人にはなぜ痛みがあるのか(自我その65)

2019-03-21 20:20:05 | 思想
痛みには、体の痛みという肉体的なものと心の痛みという精神的なものの二種類がある。しかし、両者とも、共通している点がある。それは、異常事態が発生している点である。指に傷を負ったから、指が痛むのである。担任の教師に叱られたから、心が痛むのである。確かに、肉体的な痛みにしろ、精神的な痛みにしろ、苦痛であるから、我々は不快であり、避けたい気持ちになる。しかし、だからこそ、我々は、現在の自分の状態を意識し、痛みの原因を考え、痛みがこれ以上大きくならないように若しくは痛みが去るように対応を考え、現在のような状態に二度と陥らないように自らを戒めるのである。指が痛むから、自分が指を怪我していることを意識し、カットバンを張り、包丁裁きが原因であることを突き止め、今度から包丁扱いを慎重にしようと自らを戒めるのである。心が痛むから、自分が担任の教師に叱られていることを意識し、謝り、成績が悪いことが原因であることを突き止め、今度からまじめに勉強しようと自らを戒めるのである。痛みが無ければ、現在の自分を意識することも無く、肉体的な傷害や精神的な障害があっても、それを傷害だと気付かず、もちろん、その原因を探ることも無く、自らを戒めることも無いだろう。

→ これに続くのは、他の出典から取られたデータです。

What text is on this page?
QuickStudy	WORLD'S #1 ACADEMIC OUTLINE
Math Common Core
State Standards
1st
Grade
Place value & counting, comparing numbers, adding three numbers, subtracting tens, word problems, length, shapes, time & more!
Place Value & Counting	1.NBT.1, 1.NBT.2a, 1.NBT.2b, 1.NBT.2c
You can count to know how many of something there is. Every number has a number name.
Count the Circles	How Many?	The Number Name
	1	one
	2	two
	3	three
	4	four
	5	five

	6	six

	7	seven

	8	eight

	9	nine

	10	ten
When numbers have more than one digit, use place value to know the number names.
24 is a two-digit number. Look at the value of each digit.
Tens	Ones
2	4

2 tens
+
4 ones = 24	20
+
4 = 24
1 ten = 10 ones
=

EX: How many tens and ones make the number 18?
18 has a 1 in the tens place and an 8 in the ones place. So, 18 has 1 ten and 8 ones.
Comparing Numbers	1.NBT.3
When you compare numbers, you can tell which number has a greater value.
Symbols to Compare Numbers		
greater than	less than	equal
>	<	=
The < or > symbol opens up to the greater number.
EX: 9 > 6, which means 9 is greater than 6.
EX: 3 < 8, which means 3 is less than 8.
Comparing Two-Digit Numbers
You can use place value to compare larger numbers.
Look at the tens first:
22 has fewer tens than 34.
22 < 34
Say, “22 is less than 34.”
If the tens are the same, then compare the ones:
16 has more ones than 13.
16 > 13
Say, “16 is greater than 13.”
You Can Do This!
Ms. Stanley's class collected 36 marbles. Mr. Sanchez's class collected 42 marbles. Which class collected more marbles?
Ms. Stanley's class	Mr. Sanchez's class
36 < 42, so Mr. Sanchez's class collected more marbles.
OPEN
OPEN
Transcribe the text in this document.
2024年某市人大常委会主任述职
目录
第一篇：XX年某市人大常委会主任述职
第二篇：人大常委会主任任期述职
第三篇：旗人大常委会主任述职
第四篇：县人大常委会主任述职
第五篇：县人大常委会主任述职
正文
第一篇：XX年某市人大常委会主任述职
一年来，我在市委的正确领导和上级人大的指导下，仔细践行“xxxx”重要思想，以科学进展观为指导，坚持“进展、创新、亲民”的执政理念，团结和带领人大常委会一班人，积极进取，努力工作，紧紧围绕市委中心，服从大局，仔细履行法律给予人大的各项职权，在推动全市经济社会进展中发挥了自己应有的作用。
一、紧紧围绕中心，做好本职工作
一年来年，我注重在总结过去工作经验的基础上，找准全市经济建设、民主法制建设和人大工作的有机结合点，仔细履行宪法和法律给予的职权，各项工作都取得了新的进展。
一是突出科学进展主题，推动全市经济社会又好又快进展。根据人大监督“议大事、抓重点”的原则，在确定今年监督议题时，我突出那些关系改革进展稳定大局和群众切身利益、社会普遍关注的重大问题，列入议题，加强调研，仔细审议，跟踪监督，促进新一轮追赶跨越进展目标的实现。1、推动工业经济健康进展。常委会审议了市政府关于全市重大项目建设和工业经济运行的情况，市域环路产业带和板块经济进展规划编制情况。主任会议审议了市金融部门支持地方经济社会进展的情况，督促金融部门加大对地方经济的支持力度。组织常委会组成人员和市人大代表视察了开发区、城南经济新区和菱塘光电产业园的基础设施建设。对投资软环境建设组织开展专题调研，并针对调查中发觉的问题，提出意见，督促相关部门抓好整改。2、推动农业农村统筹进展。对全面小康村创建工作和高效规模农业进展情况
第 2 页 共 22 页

つまり、体に痛みが無ければ、指の傷の手当てもせず、その後も、包丁裁きをぞんざいにするだろう。心に痛みが無ければ、反省せず、その後も、勉強せず、遊びほうけるだろう。このように、痛みとは、誰しも歓迎しないものであるが、快楽と同じように、人間が、本質的に持たされているものなのである。我々は、先天的に、快楽を求めるような方向に向かい、痛みを避けるような方向に進むように、深層心理で方向付けられているのである。我々は、痛みがあると、表層心理が、現在の自分の状態を意識し、深層心理が、痛みの原因を考え、痛みがこれ以上大きくならないように若しくは痛みが去るように対応を考え、現在のような状態に二度と陥らないように自らを戒めるのである。だから、我々の過去の思い出は、痛みのあるものが強く残っているのである。また、我々の社会生活は、表層心理での現在の状態の意識は一致しても、深層心理での原因や対策が不一致はままあることである。それは、表層心理のよる意識は現在の状態を映したものであり、個々の深層心理が原因や対策を考えるからである。例えば、試合に敗北した痛みから、11人のサッカー選手は、試合に負けたという現状に対する意識をもち、それは一致しても、原因を探ったり次の試合に向けての練習方法を考えたりすると、なかなか一致しがたいことはありがちなことなのである。